Claire Finlayson has written a book that is interesting, witty, poignant and honest. I got it based on my sister's recommendation and thought it would take me several days to read. Instead, I devoured it in a day and a bit. Couldn't put it down! She has her brother's permission (maybe even his blessing?) to relay the stories of their youth, and their lives and connection through the years. I finished the book feeling as though I knew a bit more about the struggles that people with Autism Spectrum Disorder have in dealing with the rest of us -- and the difficulties that the people who love them have in dealing with us and their ASD relations.
I couldn't wait to receive and read Dispatches! It was a gift from the author—author to author. We both write to understand autism, and reading Claire's book, I have a much better understanding of what it's like to be a sibling of a brother or sister with autism. Thank you Claire!
Your book is important. To all of those adults who feel they are skirting neurotypical (whatever typical is!) but aren't entirely sure how or why, your book offers insight. And to siblings, like you, who have always wondered, in the end, the word / label doesn't matter. But the insight sure does. It allows us to look at our family members in an entirely new way. For me, it was like this: "It's not that he won't; he can't. He's not wired that way." Through storytelling and reflection, you illuminate this well.
"Goongbalong," your brother Ray's word for the neurotypical rule book, is brilliant. Love it! Hard to pronounce, even more difficult to figure out. Perfect.
Claire, via Dispatches, you show that for those from Ray's planet, puzzling out the rules is exhausting, baffling and life-long. Another planet is perfect. I've often likened parenting my son to foreign travel. Throughout the journey, I learn as much about myself and the unspoken rules. And then I start to question those rules and wonder who has the disability, him for not getting them, or me for mindlessly following them. I feel this in your writing. You write to clarify, and in the process you learn, as do we, your readers. Now I will reread - and make notes!
Thank you for your polished, often witty and always caring brand of illumination, Claire.
Bottom line? Dispatches is most definitely a "Goodread"...in fact, a very good read!
~ A Fellow Traveller Teresa Hedley: What's Not Allowed?
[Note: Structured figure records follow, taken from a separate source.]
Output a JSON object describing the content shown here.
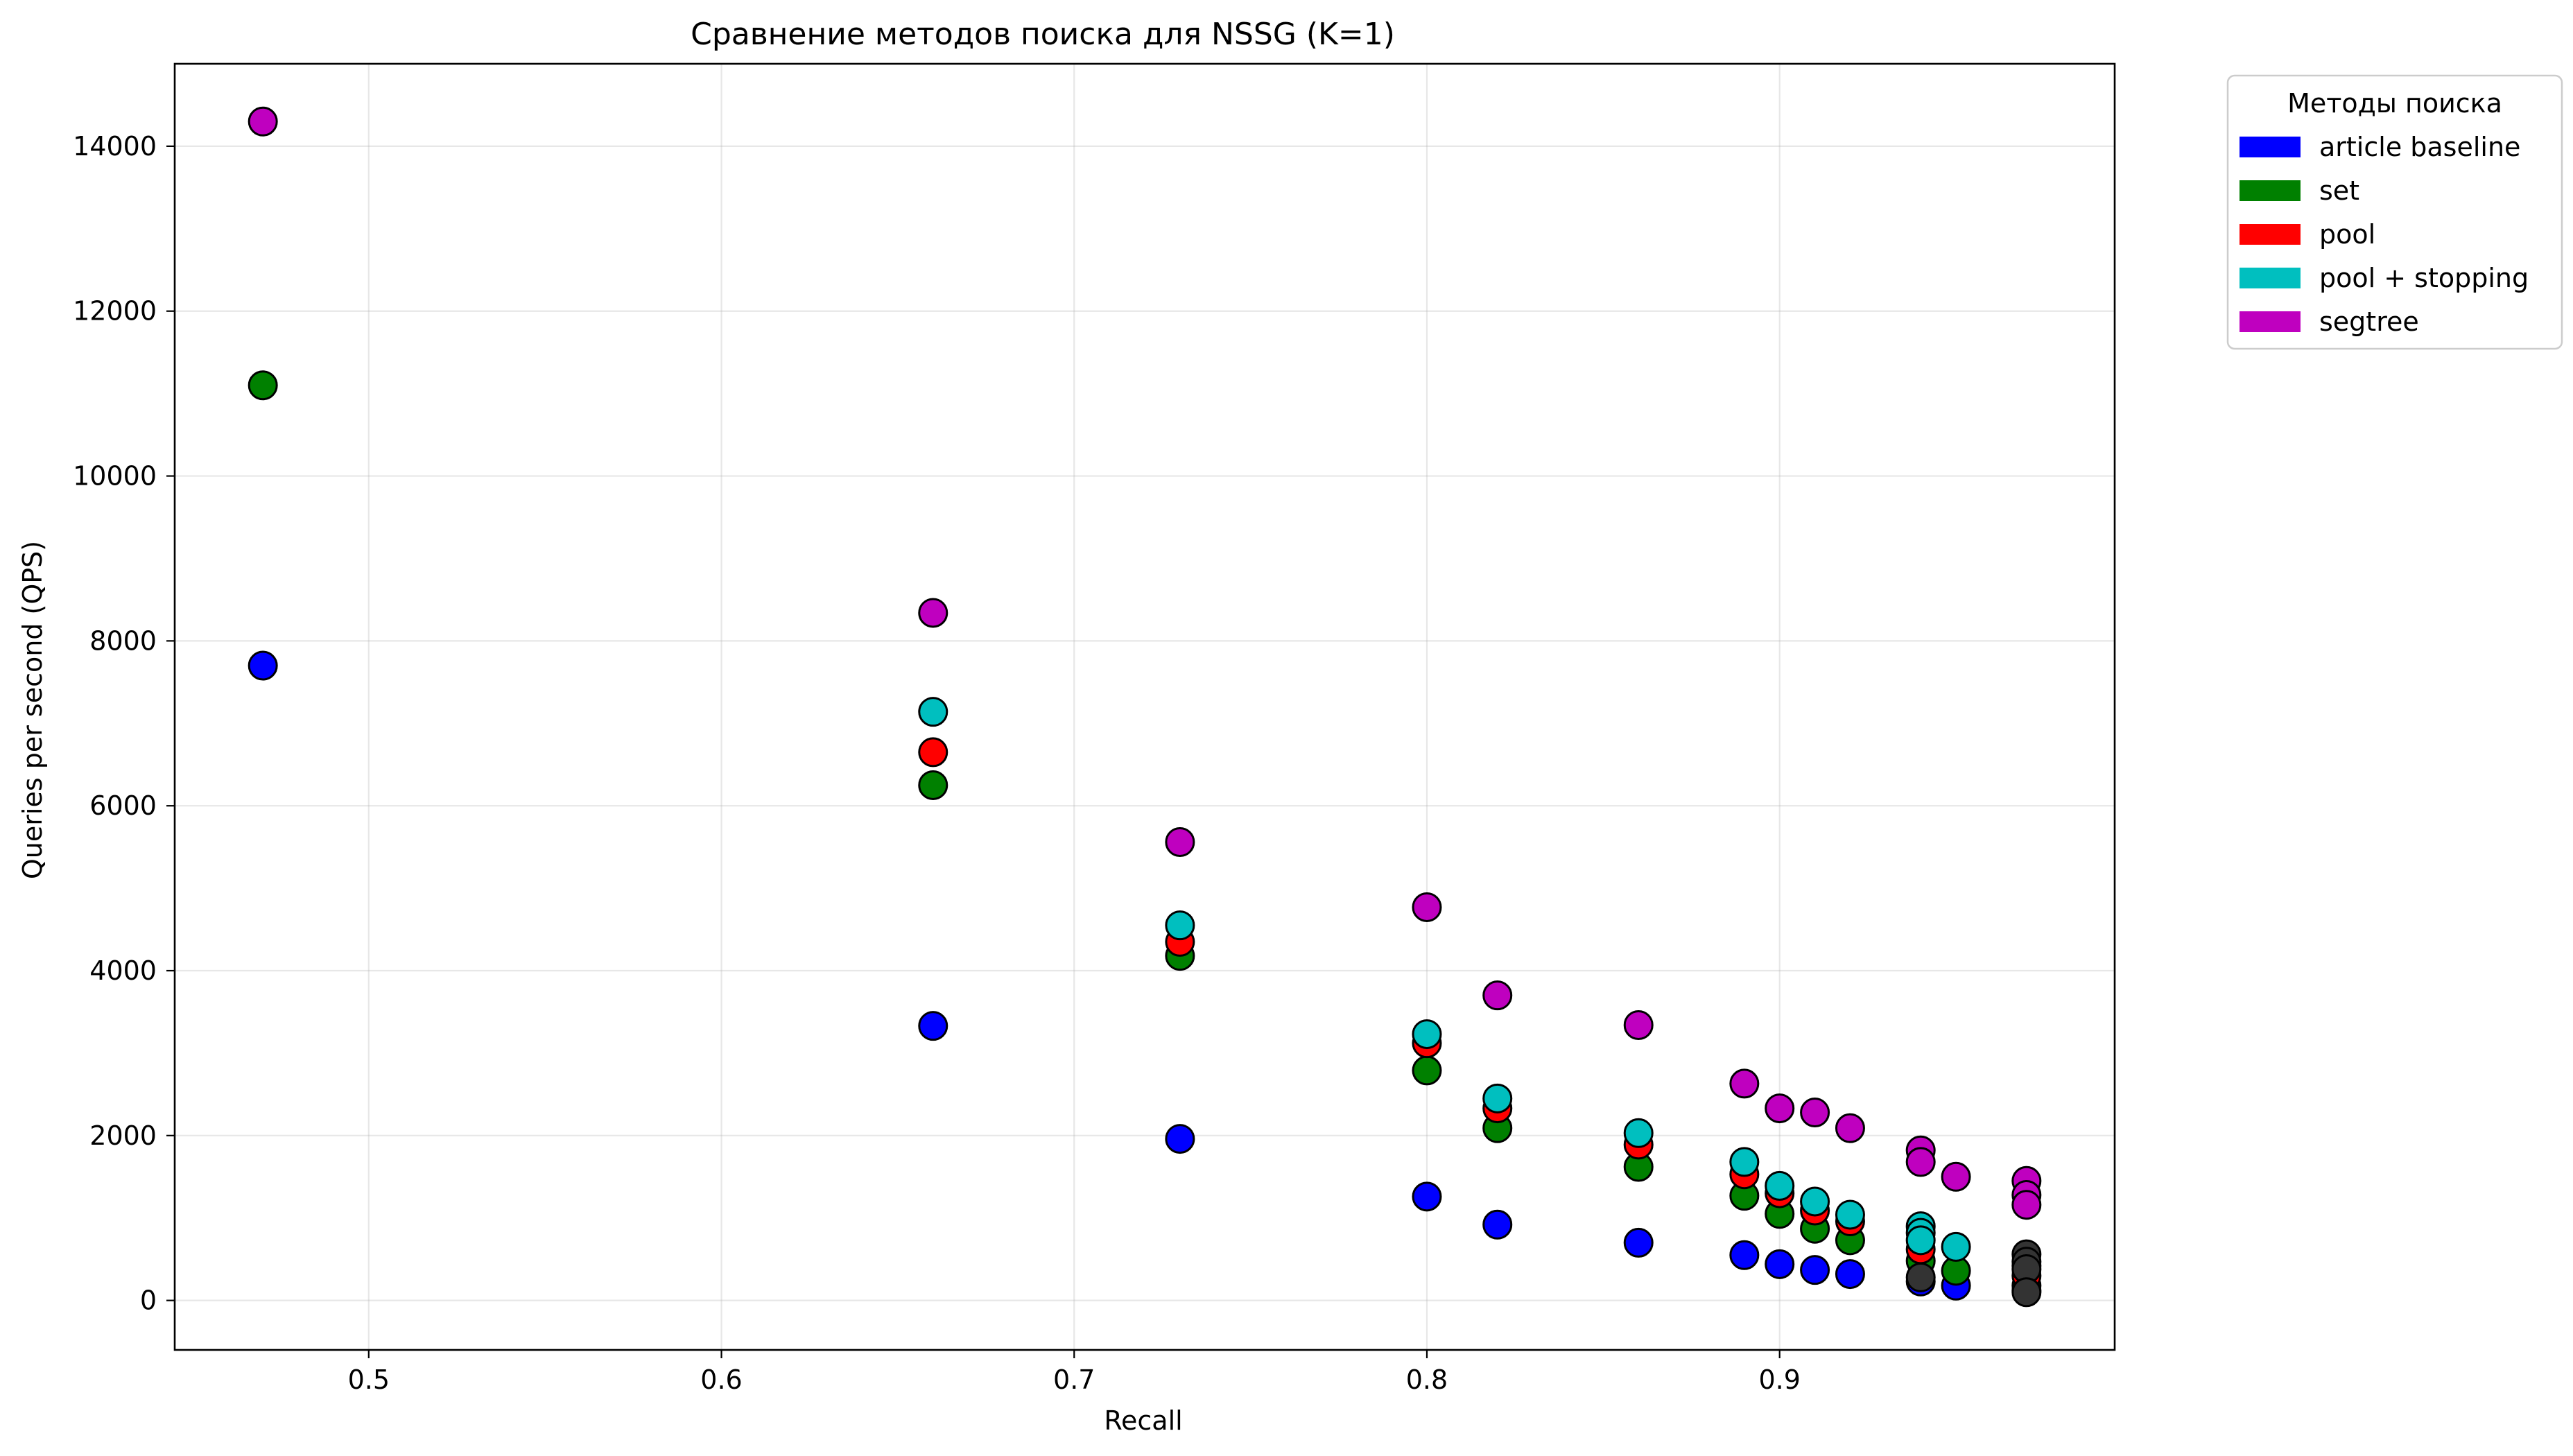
{
  "chart_data": {
    "type": "scatter",
    "title": "Сравнение методов поиска для NSSG (K=1)",
    "xlabel": "Recall",
    "ylabel": "Queries per second (QPS)",
    "xlim": [
      0.445,
      0.995
    ],
    "ylim": [
      -600,
      15000
    ],
    "xticks": [
      0.5,
      0.6,
      0.7,
      0.8,
      0.9
    ],
    "xtick_labels": [
      "0.5",
      "0.6",
      "0.7",
      "0.8",
      "0.9"
    ],
    "yticks": [
      0,
      2000,
      4000,
      6000,
      8000,
      10000,
      12000,
      14000
    ],
    "ytick_labels": [
      "0",
      "2000",
      "4000",
      "6000",
      "8000",
      "10000",
      "12000",
      "14000"
    ],
    "grid": true,
    "legend": {
      "title": "Методы поиска",
      "placement": "outside top-right"
    },
    "series": [
      {
        "name": "article baseline",
        "color": "#0000ff",
        "points": [
          [
            0.47,
            7700
          ],
          [
            0.66,
            3330
          ],
          [
            0.73,
            1960
          ],
          [
            0.8,
            1260
          ],
          [
            0.82,
            920
          ],
          [
            0.86,
            700
          ],
          [
            0.89,
            550
          ],
          [
            0.9,
            440
          ],
          [
            0.91,
            370
          ],
          [
            0.92,
            320
          ],
          [
            0.94,
            230
          ],
          [
            0.95,
            180
          ],
          [
            0.97,
            120
          ]
        ]
      },
      {
        "name": "set",
        "color": "#008000",
        "points": [
          [
            0.47,
            11100
          ],
          [
            0.66,
            6250
          ],
          [
            0.73,
            4180
          ],
          [
            0.8,
            2790
          ],
          [
            0.82,
            2090
          ],
          [
            0.86,
            1620
          ],
          [
            0.89,
            1270
          ],
          [
            0.9,
            1050
          ],
          [
            0.91,
            870
          ],
          [
            0.92,
            730
          ],
          [
            0.94,
            480
          ],
          [
            0.95,
            360
          ],
          [
            0.97,
            180
          ]
        ]
      },
      {
        "name": "pool",
        "color": "#ff0000",
        "points": [
          [
            0.66,
            6650
          ],
          [
            0.73,
            4350
          ],
          [
            0.8,
            3120
          ],
          [
            0.82,
            2330
          ],
          [
            0.86,
            1890
          ],
          [
            0.89,
            1530
          ],
          [
            0.9,
            1300
          ],
          [
            0.91,
            1090
          ],
          [
            0.92,
            960
          ],
          [
            0.94,
            620
          ],
          [
            0.97,
            300
          ]
        ]
      },
      {
        "name": "pool + stopping",
        "color": "#00bfbf",
        "points": [
          [
            0.66,
            7140
          ],
          [
            0.73,
            4550
          ],
          [
            0.8,
            3230
          ],
          [
            0.82,
            2450
          ],
          [
            0.86,
            2030
          ],
          [
            0.89,
            1680
          ],
          [
            0.9,
            1390
          ],
          [
            0.91,
            1200
          ],
          [
            0.92,
            1040
          ],
          [
            0.94,
            900
          ],
          [
            0.94,
            820
          ],
          [
            0.94,
            730
          ],
          [
            0.95,
            650
          ],
          [
            0.97,
            420
          ]
        ]
      },
      {
        "name": "segtree",
        "color": "#bf00bf",
        "points": [
          [
            0.47,
            14300
          ],
          [
            0.66,
            8340
          ],
          [
            0.73,
            5560
          ],
          [
            0.8,
            4770
          ],
          [
            0.82,
            3700
          ],
          [
            0.86,
            3340
          ],
          [
            0.89,
            2630
          ],
          [
            0.9,
            2330
          ],
          [
            0.91,
            2280
          ],
          [
            0.92,
            2090
          ],
          [
            0.94,
            1820
          ],
          [
            0.94,
            1680
          ],
          [
            0.95,
            1500
          ],
          [
            0.97,
            1450
          ],
          [
            0.97,
            1280
          ],
          [
            0.97,
            1160
          ]
        ]
      },
      {
        "name": "",
        "color": "#333333",
        "points": [
          [
            0.97,
            560
          ],
          [
            0.97,
            470
          ],
          [
            0.97,
            380
          ],
          [
            0.97,
            100
          ],
          [
            0.94,
            280
          ]
        ]
      }
    ]
  }
}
A Family Journey with Autism
I read this book for a book club gathering by a local author, Claire Finlayson, I was pleasantly surprised by this book.
I found I was receiving a pleasant education about being on the spectrum and the nature of what it feels like from the experiences of Ray.
I did laugh and shed a few tears and also began to wonder how clueless I've been towards social awkwardness and how it makes or breaks connections with others.
Claire's book was fascinating in a way that lets us "experience" being on Ray's Planet.
I highly recommend this book to all parents and educators especially, but also to all humans for just being human!